- Location in Portland
- Coordinates: 45°26′N 122°43′W﻿ / ﻿45.44°N 122.72°W
- Country: United States
- State: Oregon
- City: Portland

Government
- • Association: West Portland Park Neighborhood Association
- • Coalition: District 4 Coalition

Area
- • Total: 0.73 sq mi (1.88 km^{2})

Population (2000)
- • Total: 3,775
- • Density: 5,200/sq mi (2,010/km^{2})

Housing
- • No. of households: 1570
- • Occupancy rate: 93% occupied
- • Owner-occupied: 813 households (52%)
- • Renting: 757 households (48%)
- • Avg. household size: 2.40 persons

= West Portland Park, Portland, Oregon =

West Portland Park is a neighborhood in the Southwest section of Portland, Oregon. It lies between SW 53rd Ave. in the west and SW 35th Ave. in the east, and I-5 in the north and SW Stephenson St. (Portland city limits) in the south. (Two small sections extend further south, a parcel at the end of SW 47th Ave. and the "Kerr Site" between SW 39th Ave. and SW 37th Ave., following irregularities in Portland's southern border.) South of SW Pomona St., the western border is SW 49th Ave. The neighborhood borders Crestwood and Far Southwest to the west, Multnomah to the north, Markham and Arnold Creek to the east, and the city of Lake Oswego to the south.

The northern part of the neighborhood is called Capitol Hill, site of the
Capitol Hill Library, the Islamic Center of Portland, the Portland Rizwan Mosque (of the Ahmadiyya Muslim Community), and the Islamic School of Portland.

Jackson Middle School and Markham Elementary School are in West Portland Park.

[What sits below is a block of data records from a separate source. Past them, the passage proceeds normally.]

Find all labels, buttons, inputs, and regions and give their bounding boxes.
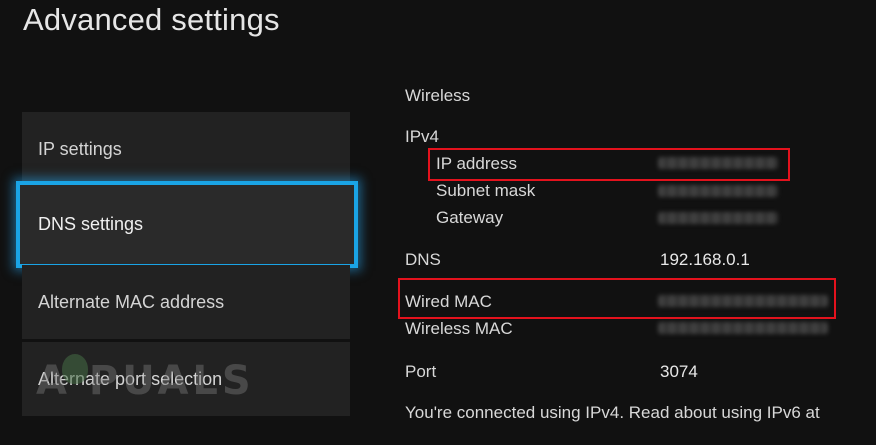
- port-label: Port: [405, 362, 437, 381]
- dns-value: 192.168.0.1: [660, 250, 750, 269]
- menu-item-alternate-mac-address[interactable]: Alternate MAC address: [22, 265, 350, 339]
- dns-label: DNS: [405, 250, 441, 269]
- port-value: 3074: [660, 362, 698, 381]
- connection-type: Wireless: [405, 86, 471, 105]
- ip-version: IPv4: [405, 127, 440, 146]
- watermark: A PUALS: [36, 358, 255, 404]
- subnet-mask-label: Subnet mask: [436, 181, 536, 200]
- menu-item-label: IP settings: [38, 138, 122, 159]
- menu-item-ip-settings[interactable]: IP settings: [22, 112, 350, 186]
- menu-item-label: DNS settings: [38, 214, 144, 234]
- ip-address-highlight: [428, 148, 790, 181]
- subnet-mask-value-redacted: [658, 185, 778, 197]
- ipv6-info-text[interactable]: You're connected using IPv4. Read about …: [405, 403, 820, 423]
- menu-item-label: Alternate MAC address: [38, 291, 225, 312]
- wireless-mac-label: Wireless MAC: [405, 319, 513, 338]
- page-title: Advanced settings: [23, 2, 280, 37]
- wired-mac-highlight: [398, 278, 836, 319]
- gateway-label: Gateway: [436, 208, 504, 227]
- gateway-value-redacted: [658, 212, 778, 224]
- wireless-mac-value-redacted: [658, 322, 828, 334]
- menu-item-dns-settings[interactable]: DNS settings: [16, 181, 358, 268]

Public open space in the neighborhood includes the Kerr Site, which was purchased jointly by the City of Portland and City of Lake Oswego with the intent of eventually installing walking trails; Loll Wildwood, the Metro greenspace at the headwaters of Arnold Creek, formerly known as the West Portland Park Natural Area (purchased in 1995 for protection of wildlife habitat and water quality); and the Holly Farm Park, completed in 2007 after a partnership between the Parks Foundation, Portland Parks & Recreation, and the West Portland Park Neighborhood Association.